Il en est de même pour le cinéaste italien Sergio Leone qui, avant d’être reconnu et apprécié par les cinéphiles du monde entier, se faisait appeler Robertson et américanisait les noms de ses acteurs et techniciens. Cependant, lorsque le grand cinéaste allemand, Fritz Lang, a dû fuir son pays natal qui s’apprêtait à déclencher la Seconde Guerre mondiale et à massacrer les juifs, il n’a pas changé son nom en arrivant dans les studios hollywoodiens. Il a réalisé des chefs d’œuvre en Allemagne (M le Maudit, Metropolis, etc.) et a poursuivi sa carrière en Amérique, allant jusqu’à faire un western avec Marlène Dietrich ! Ses films américains sont aussi passionnants que ceux tournés dans son pays natal (L’invraisemblable vérité, Fury, etc.) et il a gardé jusqu’au bout son vrai nom.
Ainsi plusieurs cas de figure prouvent que ce qu’il y a derrière la polémique créée par Zemmour, c’est du racisme le plus courant, le plus stupide et le plus abject. Le même Zemmour a hurlé un jour à la télé devant une autre femme à la peau noire, lui disant qu’elle était de race noire, insinuant qu’elle ne pouvait prétendre à être à cent pour cent Française !

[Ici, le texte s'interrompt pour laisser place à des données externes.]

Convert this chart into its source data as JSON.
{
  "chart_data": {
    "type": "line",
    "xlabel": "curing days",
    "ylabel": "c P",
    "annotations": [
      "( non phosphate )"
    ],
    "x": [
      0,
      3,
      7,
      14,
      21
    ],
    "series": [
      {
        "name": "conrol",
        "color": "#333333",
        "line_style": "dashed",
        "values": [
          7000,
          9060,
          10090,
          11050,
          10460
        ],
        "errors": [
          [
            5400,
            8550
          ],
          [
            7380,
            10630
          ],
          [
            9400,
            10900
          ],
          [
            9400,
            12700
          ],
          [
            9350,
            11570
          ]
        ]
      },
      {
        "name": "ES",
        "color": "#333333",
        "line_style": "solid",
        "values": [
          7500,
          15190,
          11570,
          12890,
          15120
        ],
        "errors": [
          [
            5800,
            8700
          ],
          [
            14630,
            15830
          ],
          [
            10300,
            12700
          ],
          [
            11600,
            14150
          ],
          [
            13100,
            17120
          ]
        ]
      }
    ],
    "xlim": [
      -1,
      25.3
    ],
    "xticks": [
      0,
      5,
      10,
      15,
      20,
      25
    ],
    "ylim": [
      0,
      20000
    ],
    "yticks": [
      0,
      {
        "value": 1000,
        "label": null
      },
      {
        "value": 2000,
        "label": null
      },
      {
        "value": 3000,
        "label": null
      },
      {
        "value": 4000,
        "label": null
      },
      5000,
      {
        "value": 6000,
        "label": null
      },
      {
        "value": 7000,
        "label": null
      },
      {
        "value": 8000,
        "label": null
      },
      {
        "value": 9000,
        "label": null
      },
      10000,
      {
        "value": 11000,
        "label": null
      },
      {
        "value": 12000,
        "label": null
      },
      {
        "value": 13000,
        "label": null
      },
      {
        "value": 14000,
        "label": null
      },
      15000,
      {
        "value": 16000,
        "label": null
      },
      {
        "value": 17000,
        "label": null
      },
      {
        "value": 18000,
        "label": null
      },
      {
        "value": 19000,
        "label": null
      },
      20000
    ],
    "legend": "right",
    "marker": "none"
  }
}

C’était l’époque où une femme politique de la droite française, Nadine Morano, affirmait à la télé que la France était une société blanche et catholique. Le reste ne peut pas être français !
Alexandre Benalla, le héros médiatique de cet été, avait francisé son prénom et enlevé le «h» à la fin de son nom (Allah, ça peut faire peur !). Cela n’a pas empêché des journalistes d’aller fouiller dans son passé et découvrir que son vrai prénom est Marouane. La théorie de Zemmour ne tient pas. On peut parfaitement s’intégrer et se sentir profondément français en portant un nom difficile à prononcer.
L’intégration n’est pas une affaire de nom, c’est la volonté impérieuse de vouloir faire partie du paysage humain de la société où l’on vit, où on travaille, et où on fait des projets. Le reste n’est que bavardage raciste de la pire espèce.